WRITING!... agian

Within my fraternity, Delta Upsilon, there are a couple of brothers who are declared engineering majors. Merely for being engineers they have courses that are core to all engineering majors. Classes such as physics, chemistry, and calculus; further, many of these classes have laboratories to go with them. Later on, after the discipline within engineering is declared there are many classes more specific to that field, for example mechanical engineers will take statics, and dynamics, and fluids. There are, of course, SAGES courses that all students need to complete. By graduation, all students are required to take two in-department SAGES courses.

All of these classes have their own kinds of writing requirements. In the engineering and science classes, most of the writing is homework and class notes. Writing on those documents tends be heavy with equations, charts, and scientific properties.

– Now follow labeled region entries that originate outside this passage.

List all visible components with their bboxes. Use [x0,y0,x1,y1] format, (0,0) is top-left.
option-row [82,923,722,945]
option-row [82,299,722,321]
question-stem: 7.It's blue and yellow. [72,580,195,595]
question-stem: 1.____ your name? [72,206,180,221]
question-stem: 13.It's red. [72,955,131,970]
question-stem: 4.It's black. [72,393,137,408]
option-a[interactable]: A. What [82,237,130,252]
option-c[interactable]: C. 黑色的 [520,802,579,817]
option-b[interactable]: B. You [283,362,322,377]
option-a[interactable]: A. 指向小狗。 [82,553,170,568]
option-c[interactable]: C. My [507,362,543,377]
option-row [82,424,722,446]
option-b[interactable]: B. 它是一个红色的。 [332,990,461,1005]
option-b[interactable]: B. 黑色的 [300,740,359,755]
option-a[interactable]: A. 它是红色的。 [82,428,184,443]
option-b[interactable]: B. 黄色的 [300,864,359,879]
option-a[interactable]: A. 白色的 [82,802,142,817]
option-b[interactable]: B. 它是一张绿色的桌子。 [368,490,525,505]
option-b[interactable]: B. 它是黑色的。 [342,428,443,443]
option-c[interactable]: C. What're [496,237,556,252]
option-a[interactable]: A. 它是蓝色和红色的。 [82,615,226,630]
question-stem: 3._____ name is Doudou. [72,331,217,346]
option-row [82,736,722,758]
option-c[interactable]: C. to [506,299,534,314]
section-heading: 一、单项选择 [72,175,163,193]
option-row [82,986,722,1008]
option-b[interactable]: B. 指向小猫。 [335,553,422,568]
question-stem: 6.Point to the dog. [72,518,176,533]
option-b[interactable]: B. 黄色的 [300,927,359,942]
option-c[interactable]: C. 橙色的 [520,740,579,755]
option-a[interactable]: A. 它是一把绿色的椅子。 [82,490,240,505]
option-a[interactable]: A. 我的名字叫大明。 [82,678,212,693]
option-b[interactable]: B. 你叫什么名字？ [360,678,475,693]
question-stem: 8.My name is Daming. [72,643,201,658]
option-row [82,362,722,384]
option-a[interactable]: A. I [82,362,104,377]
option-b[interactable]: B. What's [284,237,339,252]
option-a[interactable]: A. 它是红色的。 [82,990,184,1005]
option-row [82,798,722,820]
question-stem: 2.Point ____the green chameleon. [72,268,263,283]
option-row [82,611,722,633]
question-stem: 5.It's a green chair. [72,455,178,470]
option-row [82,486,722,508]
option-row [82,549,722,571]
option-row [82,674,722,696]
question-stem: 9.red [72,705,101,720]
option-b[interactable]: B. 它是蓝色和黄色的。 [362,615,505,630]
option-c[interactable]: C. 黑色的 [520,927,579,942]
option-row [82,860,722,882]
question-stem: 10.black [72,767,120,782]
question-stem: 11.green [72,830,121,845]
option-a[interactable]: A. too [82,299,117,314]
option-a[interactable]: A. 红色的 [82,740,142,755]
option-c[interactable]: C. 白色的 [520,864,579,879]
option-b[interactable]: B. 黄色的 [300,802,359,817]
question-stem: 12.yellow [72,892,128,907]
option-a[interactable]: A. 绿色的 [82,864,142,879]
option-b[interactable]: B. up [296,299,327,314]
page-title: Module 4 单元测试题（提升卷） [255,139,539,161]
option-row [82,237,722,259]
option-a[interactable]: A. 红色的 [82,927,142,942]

In upper-level classes, students need to write papers in conjunction with engineering projects in order to explain what precisely said project is about. There is also the oddball short writing assignment. The hardest papers are probably those assigned in engineering ethics, dealing with the various ethical dilemmas that engineers face.

In labs, students need to write the obligatory lab report, a long, obtuse piece of writing that is so dense with terminology that a person practically needs a dictionary to translate it sentence by sentence. Unfortunately only a very limited portion of these labs have any real creativity in it, due to the highly refined layout they are required to follow. Within a lab report, it is the abstract that paraphrases the entire lab, and the conclusion that sums up the results vs. expectations, after that, the rest of the lab is numbers and step-by-step descriptions of procedure.

Finally there are the SAGES courses, which are writing seminars. Obviously in a writing seminar there is a great deal of writing, as per the name. Since in later years, it is within the department, engineers take seminars taught by engineering professors, and write the papers required of them. After those classes, there is the senior capstone, a wide-ranging assignment that takes the entire year to complete and comprises of many pages of essay and analysis.

As an engineer, writing is designed to help specifically with what is needed in the job market, to write reports, drafts, and offers. All papers assigned while studying are there to help students learn and get used to what they will be writing once they graduate. Since this is the case, writing is nothing more than an instrument used to convey information in a standardized format for others to interpret.